WLFI Token Price Drops Sharply Amid $75 Million Loan Concerns
The WLFI token has been experiencing significant volatility in recent times, with its price dropping sharply after news emerged of a $75 million loan taken by World Liberty Financial. According to reports, the project used 5 billion WLFI tokens as collateral for the loan, which equals about 5% of the total supply.
The collapse of the token has been attributed to the exhaustion of liquidity on Dolomite, with the USD1 pool reaching almost 100% usage, making it difficult for users to withdraw their funds. The situation has raised concerns among investors about a potential 'risk loop', where the price of WLFI decreases and the value of collateral decreases, requiring additional finances or leading to forced selling.

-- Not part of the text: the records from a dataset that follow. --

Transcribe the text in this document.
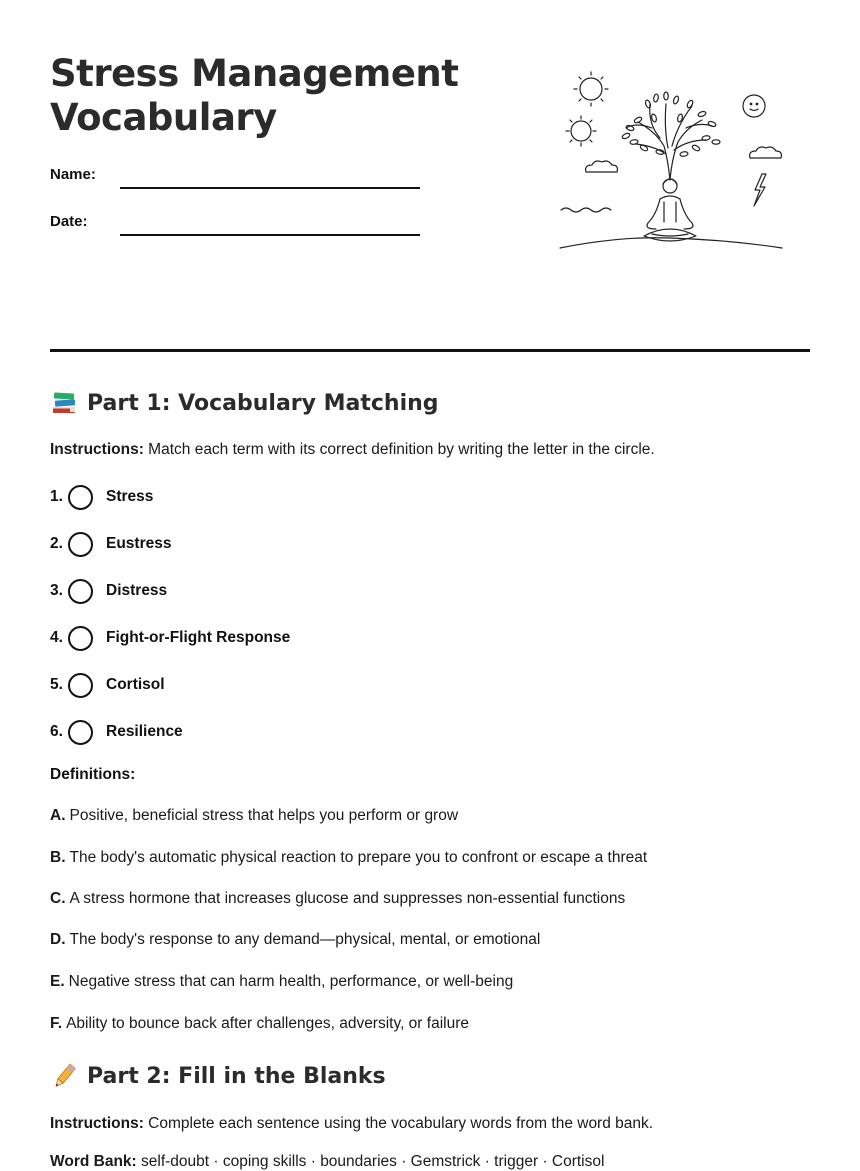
Stress Management
Vocabulary
Name:
Date:
Part 1: Vocabulary Matching
Instructions: Match each term with its correct definition by writing the letter in the circle.
1.	Stress
2.	Eustress
3.	Distress
4.	Fight-or-Flight Response
5.	Cortisol
6.	Resilience
Definitions:
A. Positive, beneficial stress that helps you perform or grow
B. The body's automatic physical reaction to prepare you to confront or escape a threat
C. A stress hormone that increases glucose and suppresses non-essential functions
D. The body's response to any demand—physical, mental, or emotional
E. Negative stress that can harm health, performance, or well-being
F. Ability to bounce back after challenges, adversity, or failure
Part 2: Fill in the Blanks
Instructions: Complete each sentence using the vocabulary words from the word bank.
Word Bank: self-doubt · coping skills · boundaries · Gemstrick · trigger · Cortisol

The project's association with Dolomite co-founder Corey Caplan has also cast doubt on equity and risk management, further fueling investor fears. Additionally, the introduction of new tokens through a plan that unlocks early investor benefits could lead to an increase in supply and a decrease in demand, putting pressure on the token's price.
Justin Sun, a prominent cryptocurrency investor, has reportedly suffered losses worth around $80 million due to the decline in WLFI's value. Despite these concerns, World Liberty Financial has defended its actions, labeling criticism as FUD (fear and doubt) and stating that it is not on the verge of liquidation.